Kararlı mücadelelerinden hiçbir şey kaybetmeyen Sinbo direnişçileri 31 Temmuz'da Ankara’ya yürüme kararı aldılar, yürüyüşlerin ilk gününden bugüne kadar her gün gözaltına alınan Sinbo direnişçileri için yapılan hazırlıkların çok az bir kısmı yanan ormanlar için yapılmış olsa kısa sürede çözüme kavuşturulurdu. Oysa ki Sinbo işçilerinin talepleri o kadar da uçuk kaçık talepler değildi; işten çıkarılan Dilbent Türker’in işbaşı yapması, Kod 29’un (madde 25/2) kaldırılması, sendikal örgütlenmenin önündeki engellerin kaldırılması gibi insani haklardı talep edilen. Şunu da biliyoruz ki onlar bunların hiçbirini vermeyecekler biz alacağız.

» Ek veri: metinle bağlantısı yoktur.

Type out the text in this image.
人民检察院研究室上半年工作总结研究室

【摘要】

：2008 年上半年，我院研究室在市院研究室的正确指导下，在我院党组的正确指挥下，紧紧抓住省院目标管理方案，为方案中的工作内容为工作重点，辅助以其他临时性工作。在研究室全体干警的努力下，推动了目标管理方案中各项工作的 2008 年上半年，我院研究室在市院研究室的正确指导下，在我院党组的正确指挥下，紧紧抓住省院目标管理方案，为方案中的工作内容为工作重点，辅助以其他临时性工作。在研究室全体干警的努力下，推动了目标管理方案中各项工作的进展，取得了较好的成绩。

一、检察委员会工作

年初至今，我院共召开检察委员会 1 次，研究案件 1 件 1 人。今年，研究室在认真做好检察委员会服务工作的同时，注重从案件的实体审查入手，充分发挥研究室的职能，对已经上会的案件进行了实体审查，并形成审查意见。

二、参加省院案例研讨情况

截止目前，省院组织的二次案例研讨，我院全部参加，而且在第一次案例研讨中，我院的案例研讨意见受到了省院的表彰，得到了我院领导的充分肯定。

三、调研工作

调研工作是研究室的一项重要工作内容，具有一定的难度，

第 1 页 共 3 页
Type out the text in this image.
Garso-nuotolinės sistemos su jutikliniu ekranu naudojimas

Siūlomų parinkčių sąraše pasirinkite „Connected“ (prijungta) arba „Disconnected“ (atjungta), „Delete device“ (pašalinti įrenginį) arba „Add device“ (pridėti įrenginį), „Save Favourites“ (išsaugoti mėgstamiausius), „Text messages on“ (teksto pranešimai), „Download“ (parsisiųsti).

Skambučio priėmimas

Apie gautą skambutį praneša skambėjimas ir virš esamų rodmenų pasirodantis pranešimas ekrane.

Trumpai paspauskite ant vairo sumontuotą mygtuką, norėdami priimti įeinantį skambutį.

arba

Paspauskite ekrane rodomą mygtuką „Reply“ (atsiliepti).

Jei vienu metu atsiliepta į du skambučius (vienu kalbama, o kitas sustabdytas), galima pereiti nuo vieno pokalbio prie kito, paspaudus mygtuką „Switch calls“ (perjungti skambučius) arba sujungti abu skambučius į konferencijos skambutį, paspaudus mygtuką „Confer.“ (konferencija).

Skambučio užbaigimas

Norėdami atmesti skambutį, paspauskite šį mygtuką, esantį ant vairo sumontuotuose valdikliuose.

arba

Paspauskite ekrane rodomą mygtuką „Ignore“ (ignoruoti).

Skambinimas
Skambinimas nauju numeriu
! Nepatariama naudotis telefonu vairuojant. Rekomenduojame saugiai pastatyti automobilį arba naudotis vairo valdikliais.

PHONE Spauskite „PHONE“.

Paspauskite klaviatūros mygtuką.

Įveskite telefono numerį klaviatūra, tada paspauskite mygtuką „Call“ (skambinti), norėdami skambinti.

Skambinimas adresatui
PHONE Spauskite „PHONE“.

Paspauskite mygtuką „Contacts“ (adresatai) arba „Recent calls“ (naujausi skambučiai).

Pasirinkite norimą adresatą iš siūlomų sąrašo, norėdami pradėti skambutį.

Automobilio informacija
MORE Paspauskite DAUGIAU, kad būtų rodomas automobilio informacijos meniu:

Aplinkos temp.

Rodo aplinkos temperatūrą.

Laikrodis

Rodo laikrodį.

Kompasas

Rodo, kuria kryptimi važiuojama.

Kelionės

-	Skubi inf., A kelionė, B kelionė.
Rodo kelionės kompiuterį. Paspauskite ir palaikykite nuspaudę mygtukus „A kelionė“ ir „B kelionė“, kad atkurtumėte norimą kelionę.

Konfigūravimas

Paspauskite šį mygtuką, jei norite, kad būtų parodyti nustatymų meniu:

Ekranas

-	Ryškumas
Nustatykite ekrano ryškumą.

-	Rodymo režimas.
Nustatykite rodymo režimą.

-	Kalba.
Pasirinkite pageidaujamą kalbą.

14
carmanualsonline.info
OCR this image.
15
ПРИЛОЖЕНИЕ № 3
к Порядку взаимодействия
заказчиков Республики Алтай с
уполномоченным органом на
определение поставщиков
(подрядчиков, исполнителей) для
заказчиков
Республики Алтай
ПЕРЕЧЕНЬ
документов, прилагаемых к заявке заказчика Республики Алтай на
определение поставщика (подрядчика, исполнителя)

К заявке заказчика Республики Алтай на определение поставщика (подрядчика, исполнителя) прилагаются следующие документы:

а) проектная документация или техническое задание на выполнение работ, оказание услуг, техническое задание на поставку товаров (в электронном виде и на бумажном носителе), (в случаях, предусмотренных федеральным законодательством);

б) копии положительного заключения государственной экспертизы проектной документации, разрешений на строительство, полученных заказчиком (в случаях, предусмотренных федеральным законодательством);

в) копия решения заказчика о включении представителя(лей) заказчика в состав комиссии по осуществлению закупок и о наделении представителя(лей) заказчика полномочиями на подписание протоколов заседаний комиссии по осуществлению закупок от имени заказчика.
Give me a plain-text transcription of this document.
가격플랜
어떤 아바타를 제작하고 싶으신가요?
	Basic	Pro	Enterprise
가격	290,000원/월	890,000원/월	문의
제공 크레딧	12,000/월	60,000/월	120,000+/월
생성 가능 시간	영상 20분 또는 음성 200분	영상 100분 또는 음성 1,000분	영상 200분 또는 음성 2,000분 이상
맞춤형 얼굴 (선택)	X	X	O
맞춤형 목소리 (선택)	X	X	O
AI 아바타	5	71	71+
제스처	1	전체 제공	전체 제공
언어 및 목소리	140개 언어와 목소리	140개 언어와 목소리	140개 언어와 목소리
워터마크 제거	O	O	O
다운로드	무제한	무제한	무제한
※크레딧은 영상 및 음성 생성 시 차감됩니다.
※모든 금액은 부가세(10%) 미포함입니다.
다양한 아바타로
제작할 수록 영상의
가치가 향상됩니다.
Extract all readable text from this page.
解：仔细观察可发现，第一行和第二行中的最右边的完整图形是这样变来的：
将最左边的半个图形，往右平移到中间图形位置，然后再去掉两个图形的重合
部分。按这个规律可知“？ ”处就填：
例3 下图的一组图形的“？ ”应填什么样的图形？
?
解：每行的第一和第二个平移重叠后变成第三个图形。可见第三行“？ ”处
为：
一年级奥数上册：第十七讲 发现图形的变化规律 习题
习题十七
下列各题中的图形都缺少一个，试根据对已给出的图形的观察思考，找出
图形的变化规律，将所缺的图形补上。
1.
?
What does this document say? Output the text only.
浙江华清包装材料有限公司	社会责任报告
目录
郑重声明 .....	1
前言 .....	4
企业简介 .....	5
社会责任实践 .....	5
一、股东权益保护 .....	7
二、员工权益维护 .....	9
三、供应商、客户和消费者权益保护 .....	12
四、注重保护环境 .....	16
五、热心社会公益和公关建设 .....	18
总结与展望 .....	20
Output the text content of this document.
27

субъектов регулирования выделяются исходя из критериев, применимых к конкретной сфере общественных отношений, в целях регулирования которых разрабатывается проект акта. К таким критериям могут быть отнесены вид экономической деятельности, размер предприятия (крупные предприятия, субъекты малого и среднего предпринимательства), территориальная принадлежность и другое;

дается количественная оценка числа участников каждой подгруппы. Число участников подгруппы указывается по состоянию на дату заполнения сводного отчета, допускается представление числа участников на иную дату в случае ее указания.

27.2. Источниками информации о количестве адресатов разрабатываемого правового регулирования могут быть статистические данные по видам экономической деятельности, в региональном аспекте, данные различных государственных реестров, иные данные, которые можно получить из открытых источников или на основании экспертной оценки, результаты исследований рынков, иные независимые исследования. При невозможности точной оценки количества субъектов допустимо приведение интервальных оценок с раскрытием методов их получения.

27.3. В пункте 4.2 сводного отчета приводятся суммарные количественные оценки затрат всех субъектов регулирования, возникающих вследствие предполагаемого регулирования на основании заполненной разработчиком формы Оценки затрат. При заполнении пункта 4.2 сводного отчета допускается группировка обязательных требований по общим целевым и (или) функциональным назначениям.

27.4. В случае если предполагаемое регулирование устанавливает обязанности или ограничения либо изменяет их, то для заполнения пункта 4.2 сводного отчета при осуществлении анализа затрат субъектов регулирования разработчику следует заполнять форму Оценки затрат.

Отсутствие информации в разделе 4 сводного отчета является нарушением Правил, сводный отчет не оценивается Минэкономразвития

Bu kararlılıkla mücadelelerine devam Sinbo işçilerini tekrardan selamlıyorum.
Sinbo işçisi yalnız değildir!”
“Kod 29 işçi sınıfının tümüne bir saldırıdır”
Esenyurt Alternatif Kültür Sanat Derneği de yayınladığı video mesaj ile şunları ifade etti:
“Kod 29 diye bilinen iş yasası ile bir yıl içinde yüz yetmiş iki bin işçi tazminatsız şekilde işten atıldı. Biz bunu işçi sınıfının tümüne bir saldırı olarak görüyoruz. Esas-Der olarak KOD 29 olarak bilinen iş yasasının kaldırılması için Ankara’ya yürüyen Sinbo işçisini destekliyoruz, yanındayız.”